If pages six and seven had not been incorporated into the story, this title would be quite a different thing. Those two pages tie Knightfight back to DC KO. But what if they were not there, explaining how it is that Batman is being pinged around a multiverse of futures? Without those pages, the storyline recalls Shutter Island, a 2010 motion picture featuring Leonardo DiCaprio as an imprisoned murderer whose psychotic fictions are permitted to play out, resulting in his restoration to sanity. Knightfight could have been the same sort of psychological thriller, where the reader, as well as Bruce Wayne, is not quite sure whether or not Batman is actually Batman. It is a genuine shame writer Joshua Williamson was not allowed to build suspense through ambiguity about Bruce Wayne’s state of mind, and instead the story was shoehorned into the greater narrative of DC KO.

Small Easter Eggs should otherwise satisfy devoted readers.

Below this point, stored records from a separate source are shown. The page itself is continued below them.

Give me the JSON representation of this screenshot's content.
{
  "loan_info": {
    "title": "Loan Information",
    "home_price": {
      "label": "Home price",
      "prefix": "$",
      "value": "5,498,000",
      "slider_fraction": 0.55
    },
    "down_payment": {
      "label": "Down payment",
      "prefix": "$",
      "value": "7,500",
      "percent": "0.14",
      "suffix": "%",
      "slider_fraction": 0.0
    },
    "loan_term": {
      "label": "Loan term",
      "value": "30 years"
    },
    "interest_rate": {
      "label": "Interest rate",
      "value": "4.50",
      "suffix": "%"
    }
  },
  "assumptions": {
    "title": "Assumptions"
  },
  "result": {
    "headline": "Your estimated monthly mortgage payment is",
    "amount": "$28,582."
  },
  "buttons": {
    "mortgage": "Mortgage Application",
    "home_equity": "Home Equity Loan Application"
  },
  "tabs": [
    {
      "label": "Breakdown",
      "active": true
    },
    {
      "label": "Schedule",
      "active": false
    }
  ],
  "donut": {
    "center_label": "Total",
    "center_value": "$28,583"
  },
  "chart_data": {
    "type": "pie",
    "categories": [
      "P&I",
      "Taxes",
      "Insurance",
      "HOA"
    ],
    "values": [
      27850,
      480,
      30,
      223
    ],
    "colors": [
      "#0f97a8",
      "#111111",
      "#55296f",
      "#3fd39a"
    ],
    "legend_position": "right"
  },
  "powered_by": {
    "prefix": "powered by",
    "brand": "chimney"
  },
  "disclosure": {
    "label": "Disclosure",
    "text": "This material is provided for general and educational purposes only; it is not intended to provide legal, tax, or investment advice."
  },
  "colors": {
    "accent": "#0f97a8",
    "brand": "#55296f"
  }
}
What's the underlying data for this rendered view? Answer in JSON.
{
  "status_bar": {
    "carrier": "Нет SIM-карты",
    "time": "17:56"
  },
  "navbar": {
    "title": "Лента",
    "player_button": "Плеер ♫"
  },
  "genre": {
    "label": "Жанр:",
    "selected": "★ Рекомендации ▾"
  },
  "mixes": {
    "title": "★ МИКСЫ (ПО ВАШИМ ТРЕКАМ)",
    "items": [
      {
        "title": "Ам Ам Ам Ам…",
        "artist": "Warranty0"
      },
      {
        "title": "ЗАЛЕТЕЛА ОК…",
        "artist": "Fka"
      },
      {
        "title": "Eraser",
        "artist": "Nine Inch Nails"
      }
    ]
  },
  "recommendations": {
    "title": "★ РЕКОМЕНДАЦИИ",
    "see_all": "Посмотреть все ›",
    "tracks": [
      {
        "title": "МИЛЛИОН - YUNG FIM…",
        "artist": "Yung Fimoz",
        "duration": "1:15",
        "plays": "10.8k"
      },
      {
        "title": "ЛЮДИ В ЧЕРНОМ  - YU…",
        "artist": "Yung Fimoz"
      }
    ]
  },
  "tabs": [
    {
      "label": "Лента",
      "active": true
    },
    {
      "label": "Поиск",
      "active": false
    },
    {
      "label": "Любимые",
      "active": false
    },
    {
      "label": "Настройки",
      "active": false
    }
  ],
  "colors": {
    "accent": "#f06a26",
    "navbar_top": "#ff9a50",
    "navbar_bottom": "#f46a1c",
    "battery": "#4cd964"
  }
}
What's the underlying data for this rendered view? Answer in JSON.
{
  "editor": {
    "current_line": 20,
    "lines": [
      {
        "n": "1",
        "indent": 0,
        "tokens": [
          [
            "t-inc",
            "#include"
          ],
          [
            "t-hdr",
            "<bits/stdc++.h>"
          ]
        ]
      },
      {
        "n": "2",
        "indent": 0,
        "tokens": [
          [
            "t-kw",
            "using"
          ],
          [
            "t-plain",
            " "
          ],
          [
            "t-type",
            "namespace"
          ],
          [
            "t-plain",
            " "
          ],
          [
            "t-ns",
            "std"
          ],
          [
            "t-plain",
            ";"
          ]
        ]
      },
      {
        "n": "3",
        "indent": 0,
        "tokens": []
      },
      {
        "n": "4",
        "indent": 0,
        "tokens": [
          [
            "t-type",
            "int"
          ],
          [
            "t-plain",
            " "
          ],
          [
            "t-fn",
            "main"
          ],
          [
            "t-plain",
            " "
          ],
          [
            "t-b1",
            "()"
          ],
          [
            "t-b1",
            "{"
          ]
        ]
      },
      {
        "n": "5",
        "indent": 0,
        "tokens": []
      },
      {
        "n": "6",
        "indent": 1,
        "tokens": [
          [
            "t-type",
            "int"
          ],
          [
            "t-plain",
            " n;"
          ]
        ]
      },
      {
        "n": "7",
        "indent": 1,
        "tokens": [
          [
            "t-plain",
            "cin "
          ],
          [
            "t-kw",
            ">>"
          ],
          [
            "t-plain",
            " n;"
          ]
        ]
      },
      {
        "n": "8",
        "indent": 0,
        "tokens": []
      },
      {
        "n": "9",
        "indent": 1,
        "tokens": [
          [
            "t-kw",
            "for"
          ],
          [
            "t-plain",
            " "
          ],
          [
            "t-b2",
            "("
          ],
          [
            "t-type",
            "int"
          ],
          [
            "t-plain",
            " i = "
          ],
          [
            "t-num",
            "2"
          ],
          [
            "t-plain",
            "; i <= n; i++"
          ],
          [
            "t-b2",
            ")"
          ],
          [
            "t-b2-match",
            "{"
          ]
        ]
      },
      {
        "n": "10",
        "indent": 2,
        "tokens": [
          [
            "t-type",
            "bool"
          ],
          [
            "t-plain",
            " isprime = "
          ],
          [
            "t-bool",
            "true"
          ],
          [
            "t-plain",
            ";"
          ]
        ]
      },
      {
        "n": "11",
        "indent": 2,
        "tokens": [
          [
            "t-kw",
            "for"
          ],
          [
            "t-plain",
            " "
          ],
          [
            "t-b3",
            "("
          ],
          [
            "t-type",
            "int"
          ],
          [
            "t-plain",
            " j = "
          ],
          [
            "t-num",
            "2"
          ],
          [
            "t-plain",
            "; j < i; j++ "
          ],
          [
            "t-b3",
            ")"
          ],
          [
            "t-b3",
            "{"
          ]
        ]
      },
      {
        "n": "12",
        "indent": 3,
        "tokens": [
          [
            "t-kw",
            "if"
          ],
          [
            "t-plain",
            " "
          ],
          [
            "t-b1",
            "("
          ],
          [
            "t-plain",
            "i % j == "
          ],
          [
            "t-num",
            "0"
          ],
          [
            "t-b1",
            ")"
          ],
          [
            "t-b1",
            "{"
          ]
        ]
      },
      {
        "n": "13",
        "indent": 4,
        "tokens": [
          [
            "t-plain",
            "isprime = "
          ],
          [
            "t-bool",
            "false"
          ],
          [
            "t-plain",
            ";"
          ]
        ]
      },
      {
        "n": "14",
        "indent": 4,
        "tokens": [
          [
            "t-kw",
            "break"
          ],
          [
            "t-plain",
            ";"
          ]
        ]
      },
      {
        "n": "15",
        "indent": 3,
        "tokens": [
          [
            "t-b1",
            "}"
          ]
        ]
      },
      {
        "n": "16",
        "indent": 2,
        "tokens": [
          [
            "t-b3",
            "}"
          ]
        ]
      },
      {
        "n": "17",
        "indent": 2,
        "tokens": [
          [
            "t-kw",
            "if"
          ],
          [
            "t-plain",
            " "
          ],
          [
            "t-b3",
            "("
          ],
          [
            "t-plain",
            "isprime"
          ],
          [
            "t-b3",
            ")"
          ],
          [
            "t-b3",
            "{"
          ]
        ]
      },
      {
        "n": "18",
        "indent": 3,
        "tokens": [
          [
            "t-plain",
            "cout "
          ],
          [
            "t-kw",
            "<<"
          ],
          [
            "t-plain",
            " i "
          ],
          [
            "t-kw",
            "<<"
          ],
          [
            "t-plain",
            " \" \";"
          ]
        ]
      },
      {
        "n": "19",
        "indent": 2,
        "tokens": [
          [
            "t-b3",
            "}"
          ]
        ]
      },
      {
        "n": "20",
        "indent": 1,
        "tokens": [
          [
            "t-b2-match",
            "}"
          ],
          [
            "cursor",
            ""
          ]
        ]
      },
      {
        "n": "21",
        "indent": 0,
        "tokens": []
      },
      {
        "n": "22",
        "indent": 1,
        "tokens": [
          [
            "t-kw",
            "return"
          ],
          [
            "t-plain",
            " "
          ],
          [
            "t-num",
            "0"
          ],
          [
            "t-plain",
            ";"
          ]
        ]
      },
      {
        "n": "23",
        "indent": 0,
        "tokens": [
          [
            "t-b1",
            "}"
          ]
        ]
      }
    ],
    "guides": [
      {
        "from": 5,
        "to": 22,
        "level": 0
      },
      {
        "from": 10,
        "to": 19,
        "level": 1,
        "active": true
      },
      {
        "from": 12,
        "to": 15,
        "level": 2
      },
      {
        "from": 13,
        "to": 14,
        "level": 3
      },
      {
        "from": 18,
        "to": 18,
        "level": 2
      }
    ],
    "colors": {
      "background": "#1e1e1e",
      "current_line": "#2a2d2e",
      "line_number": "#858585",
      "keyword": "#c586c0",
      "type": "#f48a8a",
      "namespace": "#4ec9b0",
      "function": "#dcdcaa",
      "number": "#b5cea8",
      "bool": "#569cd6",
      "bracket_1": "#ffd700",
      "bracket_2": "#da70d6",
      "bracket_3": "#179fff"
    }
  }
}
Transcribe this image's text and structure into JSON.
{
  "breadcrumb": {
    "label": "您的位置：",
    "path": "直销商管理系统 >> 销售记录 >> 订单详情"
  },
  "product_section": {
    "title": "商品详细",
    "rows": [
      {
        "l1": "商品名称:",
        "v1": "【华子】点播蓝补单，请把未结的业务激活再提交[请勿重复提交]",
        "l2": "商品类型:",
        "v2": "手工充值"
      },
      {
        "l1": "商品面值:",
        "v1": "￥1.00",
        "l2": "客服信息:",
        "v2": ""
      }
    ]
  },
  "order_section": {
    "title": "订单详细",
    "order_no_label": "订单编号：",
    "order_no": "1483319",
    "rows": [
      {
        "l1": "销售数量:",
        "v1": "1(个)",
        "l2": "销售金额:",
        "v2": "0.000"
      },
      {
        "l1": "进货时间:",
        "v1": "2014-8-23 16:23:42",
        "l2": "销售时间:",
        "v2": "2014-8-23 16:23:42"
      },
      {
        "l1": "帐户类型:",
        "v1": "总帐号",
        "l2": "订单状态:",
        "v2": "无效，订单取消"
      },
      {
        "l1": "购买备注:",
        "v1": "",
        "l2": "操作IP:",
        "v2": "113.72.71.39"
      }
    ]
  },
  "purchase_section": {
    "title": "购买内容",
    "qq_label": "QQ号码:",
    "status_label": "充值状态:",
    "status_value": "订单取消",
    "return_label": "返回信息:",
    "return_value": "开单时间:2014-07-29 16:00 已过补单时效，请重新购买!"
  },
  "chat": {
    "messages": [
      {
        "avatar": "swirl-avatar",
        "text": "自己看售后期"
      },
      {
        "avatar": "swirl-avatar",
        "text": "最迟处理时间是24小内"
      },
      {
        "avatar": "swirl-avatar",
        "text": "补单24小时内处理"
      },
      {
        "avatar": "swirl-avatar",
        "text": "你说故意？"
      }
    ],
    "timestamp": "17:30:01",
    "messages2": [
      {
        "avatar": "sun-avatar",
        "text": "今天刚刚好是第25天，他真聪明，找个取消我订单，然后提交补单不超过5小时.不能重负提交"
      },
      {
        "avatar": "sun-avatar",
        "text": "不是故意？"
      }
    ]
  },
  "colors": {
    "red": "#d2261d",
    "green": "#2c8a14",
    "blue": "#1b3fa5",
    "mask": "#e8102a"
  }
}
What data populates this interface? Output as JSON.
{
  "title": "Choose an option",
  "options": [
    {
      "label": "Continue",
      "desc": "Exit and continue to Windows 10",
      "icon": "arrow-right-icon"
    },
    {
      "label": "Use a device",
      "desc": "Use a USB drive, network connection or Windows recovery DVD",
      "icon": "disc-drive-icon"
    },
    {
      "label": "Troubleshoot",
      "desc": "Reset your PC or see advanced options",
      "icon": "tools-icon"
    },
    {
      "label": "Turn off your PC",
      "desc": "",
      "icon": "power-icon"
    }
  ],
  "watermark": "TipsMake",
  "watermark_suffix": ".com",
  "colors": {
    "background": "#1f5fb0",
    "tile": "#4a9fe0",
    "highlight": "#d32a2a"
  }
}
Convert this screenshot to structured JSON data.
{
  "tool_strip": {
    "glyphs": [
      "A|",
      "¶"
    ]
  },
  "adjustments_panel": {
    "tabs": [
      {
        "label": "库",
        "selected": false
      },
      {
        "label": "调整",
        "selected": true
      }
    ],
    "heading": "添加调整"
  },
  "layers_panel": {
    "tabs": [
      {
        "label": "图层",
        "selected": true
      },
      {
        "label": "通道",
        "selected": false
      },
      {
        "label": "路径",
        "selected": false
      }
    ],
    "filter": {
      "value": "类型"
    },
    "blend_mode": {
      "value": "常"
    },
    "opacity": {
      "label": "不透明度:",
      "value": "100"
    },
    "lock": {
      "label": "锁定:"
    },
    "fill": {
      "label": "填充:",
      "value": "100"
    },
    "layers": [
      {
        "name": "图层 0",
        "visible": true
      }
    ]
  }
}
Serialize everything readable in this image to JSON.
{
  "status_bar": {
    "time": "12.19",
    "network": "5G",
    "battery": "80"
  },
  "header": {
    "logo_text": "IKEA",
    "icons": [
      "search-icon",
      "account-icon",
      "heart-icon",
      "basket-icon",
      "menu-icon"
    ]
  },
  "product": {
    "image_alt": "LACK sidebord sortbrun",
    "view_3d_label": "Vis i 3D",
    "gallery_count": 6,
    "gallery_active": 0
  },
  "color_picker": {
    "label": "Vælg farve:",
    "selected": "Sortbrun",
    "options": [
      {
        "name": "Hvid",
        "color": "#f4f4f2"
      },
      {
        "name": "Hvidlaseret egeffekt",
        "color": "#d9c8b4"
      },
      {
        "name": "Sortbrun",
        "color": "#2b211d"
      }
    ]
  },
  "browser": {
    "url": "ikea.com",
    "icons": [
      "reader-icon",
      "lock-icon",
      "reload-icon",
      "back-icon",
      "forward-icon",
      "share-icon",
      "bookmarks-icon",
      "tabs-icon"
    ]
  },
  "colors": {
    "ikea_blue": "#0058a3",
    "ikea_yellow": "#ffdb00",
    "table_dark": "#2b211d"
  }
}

Ambush Bug’s effigy on page 7 confirms his squished death in the DC KO tournament: Red Hood’s use of a cattle prod, once viciously deployed by another Batman doppelganger, Midnighter, in Mark Millar’s and Frank Quietly’s The Authority (2000): the quarantine of Gotham City in a red dome, resembling the original Red Hood mask, echoing the fate of the Superman’s Bottled City of Kandor: the use of Clayface in the Jason Todd arc is a nod to Jason Todd’s resurrection faked by Clayface in Jeph Loeb’s and Jim Lee’s Hush (2003).
On the art: we have to credit artist Dan Mora with the exceptional job he did of rendering the faces and costumes of the alternate future reality Batmen. The Dick Grayson Batman is smooth-shaven, unlike stubbly Bruce Wayne, and the costume looks like a logical evolution from Nightwing uniform. The Jason Todd Batman is also an orderly progression from the Red Hood’s standard costume (and perhaps a touch of the Jean Paul Valley version of Batman from 1992). Batman himself looks like he has been thrift-shopping with Jack Kirby’s Hunger Dogs, but the amalgamation of Big Barda’s uniform into the usual Bat-appearance is striking.